Wednesday, February 16, 2011
Whenever you create a new View via the Ribbon:
You get the following dialogue box:
Here you can select for which level you want to create the View. This is the only time you will be able to set the level associated with this View! So choose wisely.
Let me repeat this: You will not be able to change the Level associated with this View!
As you can see here, the field for the associated level is grayed out.
This also means that when you duplicate this View, it will stay with this Level. No amount of renaming the View will change that!
So if you need a view of a different level with the same settings, make use of View Templates instead of blindly copying.
Thursday, February 10, 2011
Almost to the day one year ago I posted Part II of the catenary line. And since I got a comment on if I was ever going to finish it, I thought it about time.
Sadly I don't have the files anymore, but I'll discuss the technique I used back than. I just won't have pictures. Sorry.
To start off there is one addition I have to make to the last post: the parameter nr needs to be an instance parameter!

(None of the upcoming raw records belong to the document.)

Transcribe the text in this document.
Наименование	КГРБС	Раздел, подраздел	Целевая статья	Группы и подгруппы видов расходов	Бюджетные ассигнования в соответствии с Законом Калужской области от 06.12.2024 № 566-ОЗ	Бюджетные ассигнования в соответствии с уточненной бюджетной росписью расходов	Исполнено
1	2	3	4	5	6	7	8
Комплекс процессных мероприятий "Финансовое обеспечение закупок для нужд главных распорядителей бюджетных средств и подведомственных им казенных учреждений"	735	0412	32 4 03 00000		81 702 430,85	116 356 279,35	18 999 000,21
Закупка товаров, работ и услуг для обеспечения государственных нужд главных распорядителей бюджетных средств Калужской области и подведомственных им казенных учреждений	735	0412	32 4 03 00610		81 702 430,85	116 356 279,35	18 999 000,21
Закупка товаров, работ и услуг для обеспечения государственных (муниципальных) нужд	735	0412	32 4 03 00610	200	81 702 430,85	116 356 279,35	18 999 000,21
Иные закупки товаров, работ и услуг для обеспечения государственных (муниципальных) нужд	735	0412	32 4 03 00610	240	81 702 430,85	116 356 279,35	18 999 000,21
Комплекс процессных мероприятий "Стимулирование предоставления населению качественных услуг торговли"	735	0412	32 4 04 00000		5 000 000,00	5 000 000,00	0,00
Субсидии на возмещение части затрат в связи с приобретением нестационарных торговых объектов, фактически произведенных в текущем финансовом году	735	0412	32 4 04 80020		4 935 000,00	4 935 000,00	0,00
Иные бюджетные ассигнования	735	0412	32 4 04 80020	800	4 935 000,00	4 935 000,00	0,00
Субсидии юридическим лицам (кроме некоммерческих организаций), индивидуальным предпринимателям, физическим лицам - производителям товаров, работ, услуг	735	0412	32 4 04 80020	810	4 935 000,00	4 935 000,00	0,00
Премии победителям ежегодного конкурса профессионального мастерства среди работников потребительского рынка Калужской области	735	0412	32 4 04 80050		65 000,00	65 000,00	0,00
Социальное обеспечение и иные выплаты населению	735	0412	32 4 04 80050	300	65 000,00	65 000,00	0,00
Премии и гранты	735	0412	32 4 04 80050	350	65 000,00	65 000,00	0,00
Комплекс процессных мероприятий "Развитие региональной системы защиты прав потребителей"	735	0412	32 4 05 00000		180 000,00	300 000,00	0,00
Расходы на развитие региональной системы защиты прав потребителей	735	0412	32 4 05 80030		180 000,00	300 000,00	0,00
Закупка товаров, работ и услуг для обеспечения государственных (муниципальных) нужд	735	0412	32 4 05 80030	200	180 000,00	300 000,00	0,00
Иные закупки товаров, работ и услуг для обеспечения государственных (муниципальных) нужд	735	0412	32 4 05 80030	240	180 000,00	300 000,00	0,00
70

The next step is to open a new Conceptual Mass and start placing the family created in the previous post. Place the family on the x/z-plane with the origin as insertion point. By changing the nr parameter for each instance to a unique number (with the maximum of 8, since that is what we put down as nr_of_segs as a type parameter) the lines will move and adjust automatically.
At the end you should have a row of lines that form a catenary line. Play around with the parameters to get the exact shape that you want, import it into you project and use the lines to draw trusses, walls, sweeps, or whatever.
I hope this last step works without pictures. Should you have questions, please drop a comment and I'll try to answer them. Good hunting!
Wednesday, February 9, 2011
Getting the North Arrow right on my sheets was not a high priority for me up until now. I mean, if it's about right, it's OK. Right?
I realized that I rely heavily on north arrows put on a sheet by other people and I started asking myself, whether these people unknown knew what they were doing. So to be sure that others using my drawings get the correct information, I asked myself how to do this properly.
I started with getting a situation drawing from official channels. Here I know that North is North. I then proceeded to rotate my Project North so that the first setup of the building aligns with the official map. (Making sure that my View was set to True North.)
Now I know True North and Project North. The angle between them is something like 112,443599125 degrees. About. More or less. Something like that.
Right. Not much help there.
So instead of solving this with numbers I went ahead and drew a "north arrow" with reference planes in this view.
I can now go into any view and I have my "North Arrow" point to True North. I can then place my North Arrow Symbol correctly on any sheet.
And if I had paid attention as to where I had placed these reference planes in relation to the drawing I might have had the correct insertion point on my sheet as well. But then, that would have required thinking and planning ahead...
Thursday, February 3, 2011
I came across this command in my View-tab called Show Hidden Lines and wanted to try it out.
The usage is pretty straight forward: click the command, select the element you want to be "transparent" and then select the element(s) you want to be visible. The result should look something like this:
Well, my colleague also tried it, but the dashed lines would not show up on his screen, even though it was the same file with the same view. Strange.
Even more strange: when printing the view, the lines appeared.
After some searching we found that he had Use Hardware Acceleration in his Options enabled, while I had not:
So, should you find yourself not seeing something on screen that you know should be there, play with this setting. It seems that there are still issues surrounding it.